Abstract

Although electronic health records have been facilitating the management of medical information, there is still room for improvement in daily production of medical report. Possible areas for improvement would be: to improve reports quality (by increasing exhaustivity), to improve patients' understanding (by mean of a graphical display), to save physicians' time (by helping reports writing), and to improve sharing and storage (by enhancing interoperability). We set up the ICIPEMIR project (Improving the completeness, interoperability and patients explanation of medical imaging reports) as an academic solution to optimize medical imaging reports production. Such a project requires two layers: one engineering layer to build the automation process, and a second medical layer to determine domain-specific data models for each type of report. We describe here the medical layer of this project. We designed a reproducible methodology to identify -for a given medical imaging exam- mandatory fields, and describe a corresponding simple data model using validated formats.

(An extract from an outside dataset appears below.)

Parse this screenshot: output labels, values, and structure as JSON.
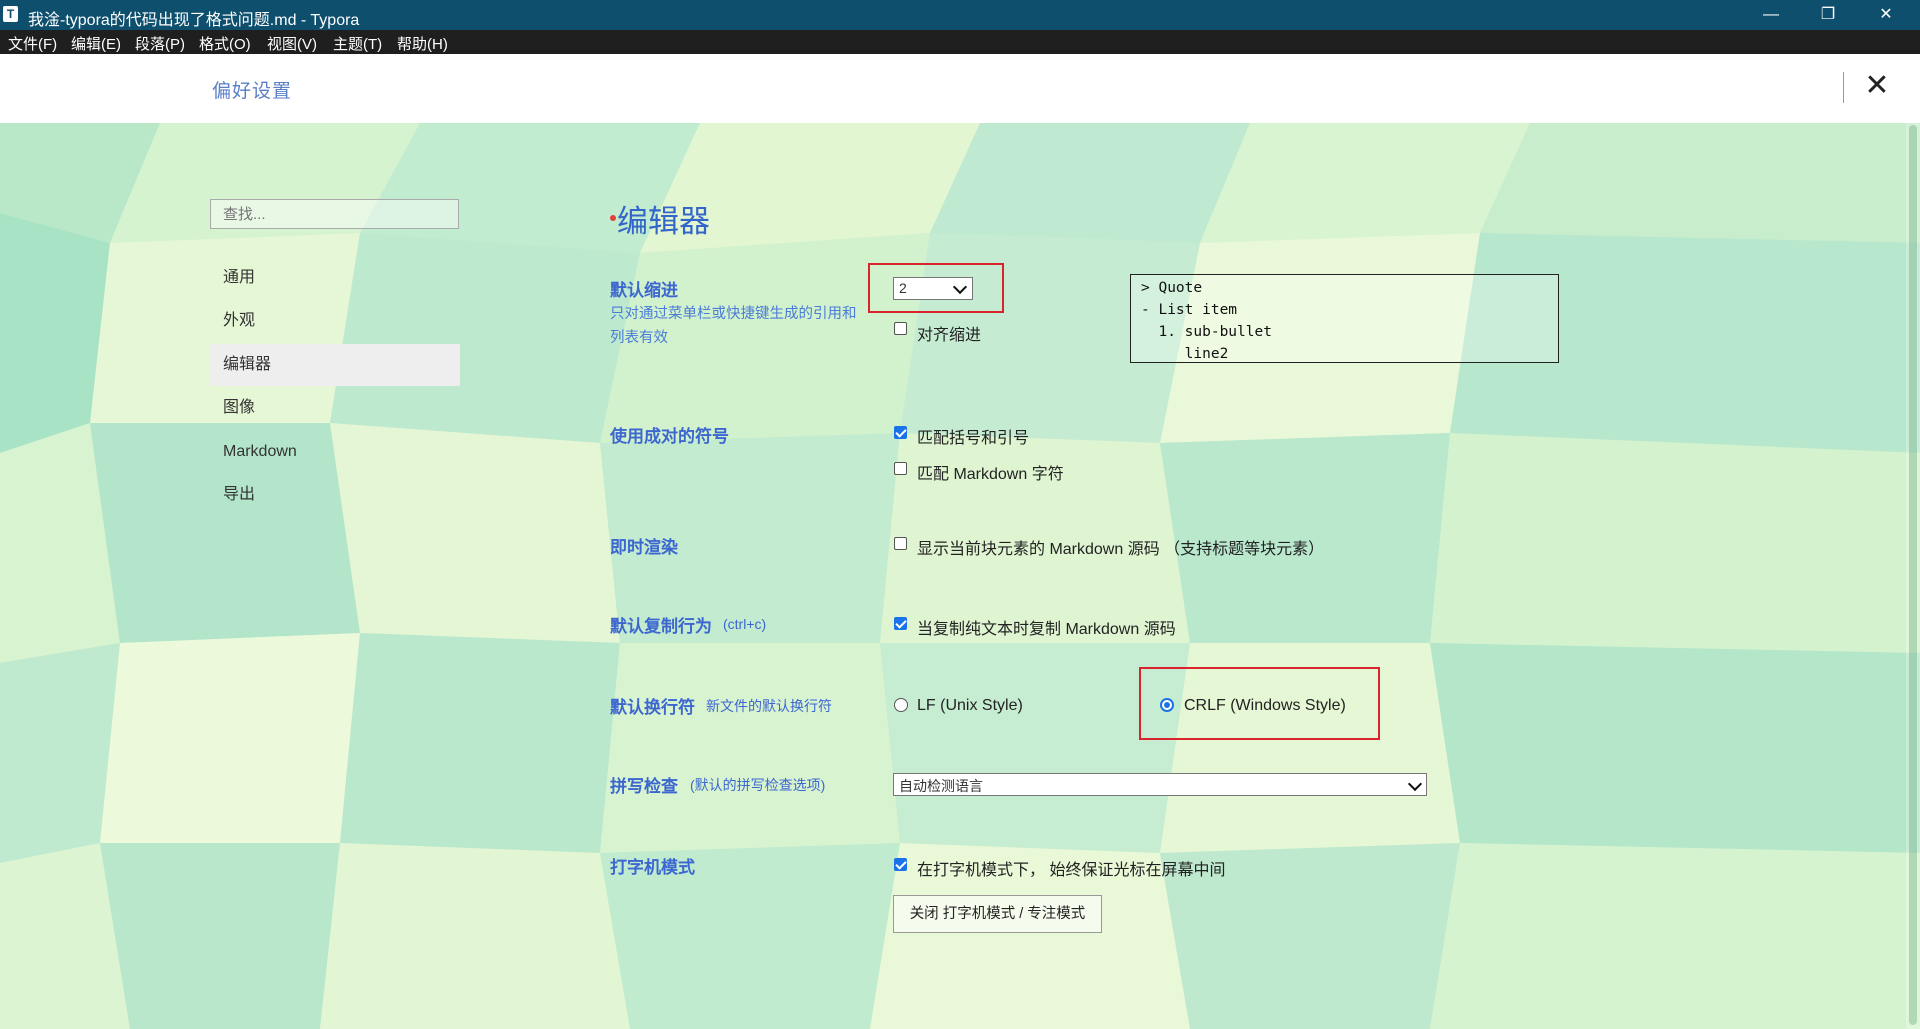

The mandatory fields had to meet legal requirements, domain-specific guidelines, and results of a bibliographic review on clinical studies. An UML representation, a JSON Schema, and a YAML instance dataset were defined. Based on this data model a form was created using Goupile, an open source eCRF script-based editor. In addition, a graphical display was designed and mapped with the data model, as well as a text template to automatically produce a free-text report. Finally, the YAML instance was encoded in a QR-Code to allow offline paper-based transmission of structured data. We tested this methodology in a specific domain: computed tomography for urolithiasis. We successfully extracted 73 fields, and transformed them into a simple data model, with mapping to a simple graphical display, and textual report template. The offline QR-code transmission of a 2,615 characters YAML file was successful with simple smartphone QR-Code scanner. Although automated production of medical report requires domain-specific data model and mapping, these can be defined using a reproducible methodology. Hopefully this proof of concept will lead to a computer solution to optimize medical imaging reports, driven by academic research.